I read the following in TurboTax forum:

The law completely ignores gifts of up to $14,000 per person, per year, that you give to any number of individuals.

 

Based on this, I owe IRS gift tax, but the following verbiage confused me:

 

In addition to the annual gift amount, your can give a total of up to $5.43 million starting in 2015 in your lifetime before you start owing the gift tax. 

 

So if I am reading it right, I don’t owe any gift tax until $5.4 million cap is reached.

    Best answer by DoninGA

    Correct.  You will not owe a gift tax unless your lifetime giving exceeds $5.43 million.  However, if your gift to an individual during the the year exceeds $14,000 you have to report the gift by filing a gift tax return, Form 709.

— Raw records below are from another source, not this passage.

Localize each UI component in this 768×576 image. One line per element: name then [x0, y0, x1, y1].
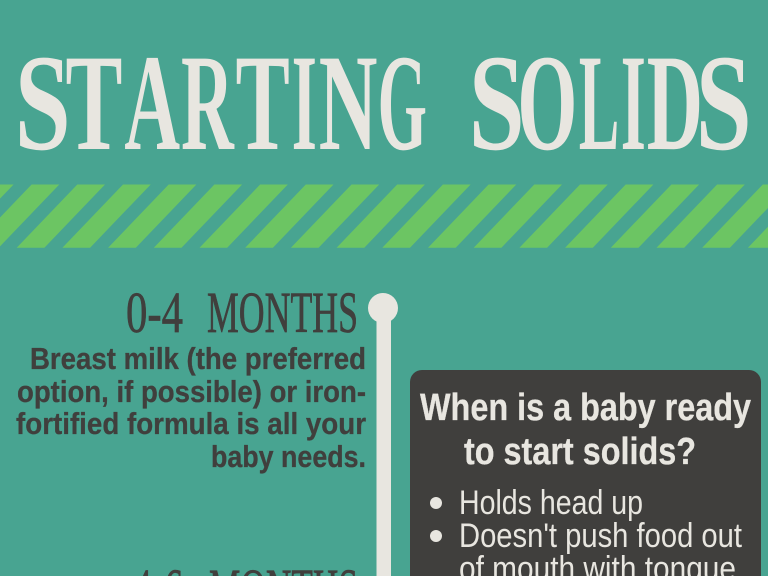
title: O [517, 27, 577, 180]
title: G [378, 27, 427, 180]
heading: 0-4 months: MONTHS [207, 280, 358, 345]
timeline [368, 293, 398, 576]
title: S [469, 27, 525, 180]
body text: 0-4 months: option, if possible) or iron- [17, 374, 366, 409]
panel heading [420, 387, 751, 473]
title: T [65, 26, 122, 179]
title: T [236, 26, 290, 179]
title: I [292, 27, 317, 180]
body text: 0-4 months: Breast milk (the preferred [30, 341, 366, 376]
panel: readiness signs [410, 370, 761, 576]
body text: 0-4 months: fortified formula is all your [16, 406, 366, 441]
heading: 0-4 months [126, 280, 358, 345]
title: N [319, 26, 377, 179]
section: 0-4 months [16, 280, 366, 474]
checklist [430, 484, 742, 576]
striped banner [0, 184, 768, 248]
heading: 0-4 months: 0-4 [126, 280, 183, 345]
title: S [696, 27, 752, 180]
title: A [124, 27, 180, 180]
title [15, 26, 752, 180]
heading: 4-6 months [133, 557, 358, 576]
title: D [647, 27, 703, 180]
title: S [15, 27, 71, 180]
panel heading: to start solids? [464, 431, 696, 473]
title: R [181, 27, 235, 179]
body text: 0-4 months: baby needs. [211, 439, 366, 474]
title: I [621, 27, 646, 180]
title: L [579, 27, 619, 180]
checklist: Holds head up [459, 484, 643, 522]
body text: 0-4 months [16, 341, 366, 474]
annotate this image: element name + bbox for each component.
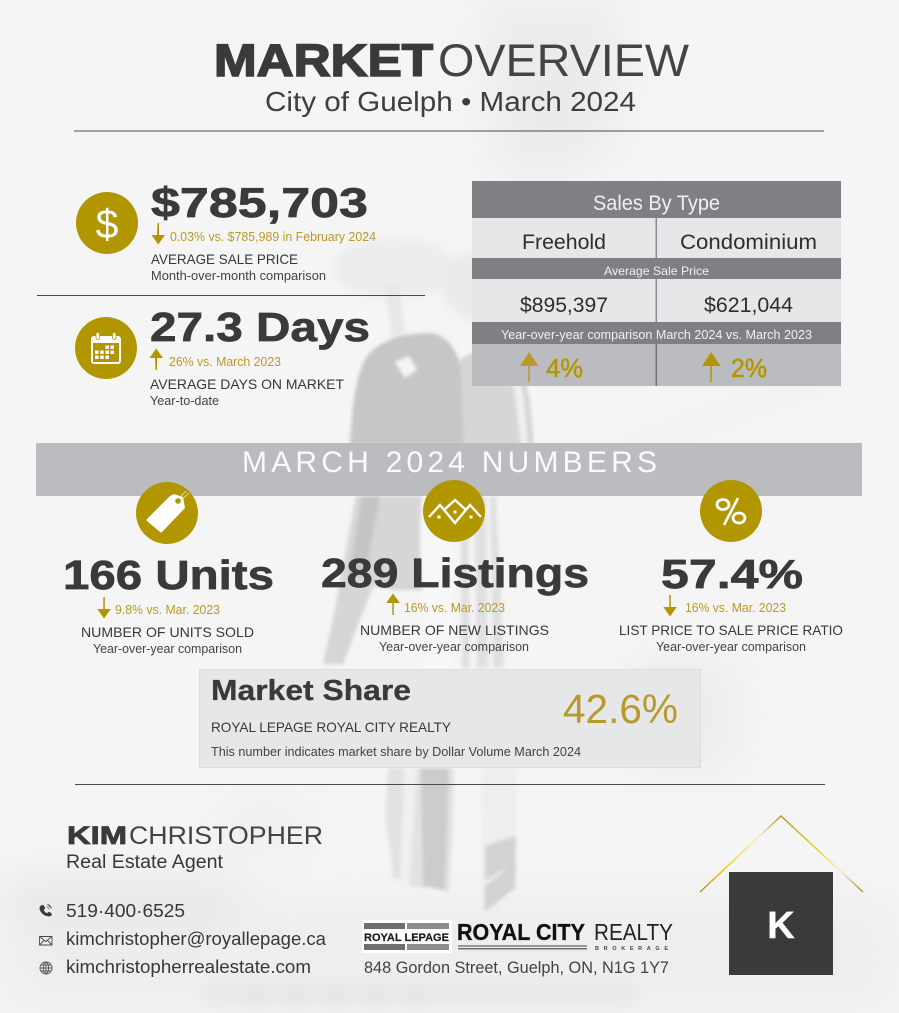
change text: 9.8% vs. Mar. 2023 bbox=[115, 602, 220, 617]
condominium change: 2% bbox=[731, 353, 767, 383]
row label: year-over-year: Year-over-year comparison March 2024 vs. March 2023 bbox=[501, 328, 812, 342]
value: 289 Listings bbox=[321, 550, 589, 596]
value: 57.4% bbox=[661, 551, 803, 597]
label: NUMBER OF UNITS SOLD bbox=[81, 624, 254, 640]
contact: phone: 519·400·6525 bbox=[66, 901, 185, 921]
logo: K house mark bbox=[700, 816, 863, 975]
banner: March 2024 numbers bbox=[36, 443, 862, 496]
note: This number indicates market share by Dollar Volume March 2024 bbox=[211, 745, 581, 759]
note: Year-over-year comparison bbox=[656, 640, 806, 654]
heading: Market Share bbox=[211, 675, 411, 707]
logo: Royal LePage bbox=[362, 920, 452, 953]
agent name: CHRISTOPHER bbox=[129, 822, 323, 850]
label: AVERAGE DAYS ON MARKET bbox=[150, 376, 344, 392]
logo: Royal City Realty bbox=[457, 919, 673, 952]
title: MARKET bbox=[214, 35, 433, 86]
icon: globe bbox=[40, 962, 52, 974]
freehold change: 4% bbox=[546, 353, 583, 383]
logo: Royal City Realty: ROYAL CITY bbox=[457, 919, 585, 945]
value: 27.3 Days bbox=[150, 304, 370, 350]
icon: price tag bbox=[136, 482, 198, 544]
note: Year-over-year comparison bbox=[93, 642, 242, 656]
icon: phone bbox=[40, 904, 52, 916]
address: 848 Gordon Street, Guelph, ON, N1G 1Y7 bbox=[364, 959, 669, 977]
arrow down bbox=[152, 223, 165, 244]
contact: website: kimchristopherrealestate.com bbox=[66, 957, 311, 977]
logo: K house mark: K bbox=[767, 905, 795, 947]
agent title: Real Estate Agent bbox=[66, 852, 224, 873]
note: Month-over-month comparison bbox=[151, 269, 326, 283]
stat: average sale price bbox=[76, 179, 376, 283]
stat: list price to sale price ratio bbox=[619, 480, 843, 654]
roof bbox=[700, 816, 863, 892]
logo: Royal LePage: ROYAL LEPAGE bbox=[364, 932, 449, 944]
change text: 16% vs. Mar. 2023 bbox=[404, 600, 505, 615]
icon: houses bbox=[423, 480, 485, 542]
column: freehold: Freehold bbox=[522, 231, 606, 254]
icon: envelope bbox=[40, 936, 52, 945]
arrow down bbox=[663, 595, 677, 616]
contact: email: kimchristopher@royallepage.ca bbox=[66, 929, 327, 949]
panel: sales by type table bbox=[472, 181, 841, 386]
title bbox=[214, 35, 690, 86]
stat: new listings bbox=[321, 480, 589, 654]
icon: dollar: $ bbox=[96, 201, 119, 247]
row label: average sale price: Average Sale Price bbox=[604, 264, 709, 278]
label: NUMBER OF NEW LISTINGS bbox=[360, 622, 549, 638]
stat: units sold bbox=[63, 482, 274, 656]
table heading: Sales By Type bbox=[593, 192, 720, 215]
logo: Royal City Realty: REALTY bbox=[594, 919, 673, 945]
condominium change bbox=[702, 352, 767, 383]
note: Year-over-year comparison bbox=[379, 640, 529, 654]
value: $785,703 bbox=[151, 179, 368, 226]
freehold change bbox=[520, 352, 583, 383]
stat: average days on market bbox=[75, 304, 370, 408]
brokerage name: ROYAL LEPAGE ROYAL CITY REALTY bbox=[211, 719, 452, 735]
arrow up bbox=[386, 594, 400, 615]
logo: Royal City Realty: BROKERAGE bbox=[595, 946, 668, 952]
label: LIST PRICE TO SALE PRICE RATIO bbox=[619, 622, 843, 638]
change text: 16% vs. Mar. 2023 bbox=[685, 600, 786, 615]
icon: calendar bbox=[75, 317, 137, 379]
freehold price: $895,397 bbox=[520, 294, 608, 317]
icon: dollar bbox=[76, 192, 138, 254]
note: Year-to-date bbox=[150, 394, 219, 408]
change text: 0.03% vs. $785,989 in February 2024 bbox=[170, 229, 376, 244]
agent name: KIM bbox=[67, 822, 127, 850]
value: 42.6% bbox=[563, 686, 678, 732]
change text: 26% vs. March 2023 bbox=[169, 354, 281, 369]
icon: percent bbox=[700, 480, 762, 542]
value: 166 Units bbox=[63, 552, 274, 598]
condominium price: $621,044 bbox=[704, 294, 793, 317]
label: AVERAGE SALE PRICE bbox=[151, 251, 298, 267]
subtitle: City of Guelph • March 2024 bbox=[265, 86, 636, 117]
title: OVERVIEW bbox=[438, 35, 690, 86]
arrow down bbox=[97, 597, 111, 618]
arrow up bbox=[150, 348, 163, 370]
banner: March 2024 numbers: MARCH 2024 NUMBERS bbox=[242, 446, 657, 479]
panel: market share bbox=[200, 670, 700, 768]
column: condominium: Condominium bbox=[680, 231, 817, 254]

    IRS Form 709 - https://www.irs.gov/pub/irs-pdf/f709.pdf

    IRS Form 709 instructions - https://www.irs.gov/pub/irs-pdf/i709.pdf

    1 reply

    DoninGA
    DoninGAAnswer
    Employee
    June 1, 2019

    Correct.  You will not owe a gift tax unless your lifetime giving exceeds $5.43 million.  However, if your gift to an individual during the the year exceeds $14,000 you have to report the gift by filing a gift tax return, Form 709.